Ontario, Canada

This project focuses on the geology of the Bancroft area of Ontario, which is thought to have been the margin of North America during the Mesoproterozoic. This part of the Grenville Province of Ontario is made up of two tectonic elements: (1) High-grade gneisses that were part of the 1.7-1.4 Ga continental margin and (2) a package of volcanic, plutonic, and sedimentary rocks that are thought to be a collage of arc components accreted at ca. 1.17 Ga. This Keck project focuses on this arc assemblage and its collision + suture with North America.

South-Central Alaska

A study of the tectonic evolution of the Campanian-Eocene Chugach-Prince William (CPW) terrane in southern Alaska. This project has several distinct objectives that include: 1) understanding the regional depositional setting and source for of the CPW flysch; 2) understanding the intrusive history of this belt; and 3) determining the age and origin of the Knight Island ophiolite.

Peruvian Andes

We will generate continuous records of mountain glaciation in Peru that span the Holocene (~12 ka to present) through an approach that combines the acquisition and analysis of lake sediment cores with moraine dating using both lichenometry and cosmogenic radionuclides (10Be and 26Al). The pairing of paleolimnology with moraine dating will enable determination of both the timing and magnitude of ice margin changes through the Holocene with sufficient precison to enable rigorous testing of hypotheses concerning the causes of abrupt climate change in the tropics.

Montana

This project will characterize, compare, and/or contrast the protoliths, the grade and time of metamorphism, and the intensity and age of tectonism of three rock suites found in the southern Gravelly Range and Raynolds Pass area of southwest Montana. Our goal is to integrate these findings into our developing understanding of the Big Sky orogeny, an arc-continent collision that occurred along the northern flank of the Wyoming province at 1.8-1.7 Ga.

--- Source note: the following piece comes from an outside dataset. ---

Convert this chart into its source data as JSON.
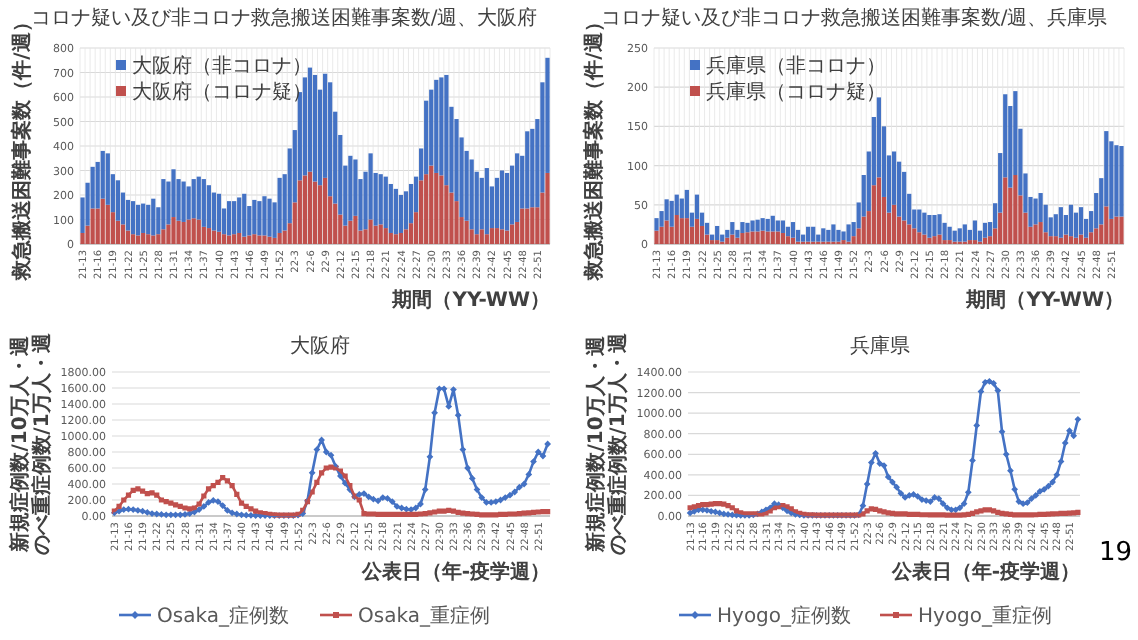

Colorado – Front Range, Year 3

The Keck Colorado 10 project will work with a large interdisciplinary study (Boulder Creek Critical Zone Observatory: Weathered profile development in a rocky environment and its influence on watershed hydrology and biogeochemistry-NSF 0724960) directed by Suzanne Anderson, Institute for Arctic and Alpine Studies (INSTAAR), University of Colorado.

Mongolia

The 2010 Mongolia Keck project is designed to improve our understanding of the dynamics of crustal deformation associated with convergent to extensional transition zones by studying the coupling between atmospheric, Earth surface, and lithospheric processes across Quaternary time scales within the active Lake Hovsgol intracontinental rift zone of northern Mongolia. This project will integrate field studies of active faults, timing and extent of late Pleistocene glaciations, lake level history, and the paleoenvironmental ecology of the northern Hovsgol Rift zone.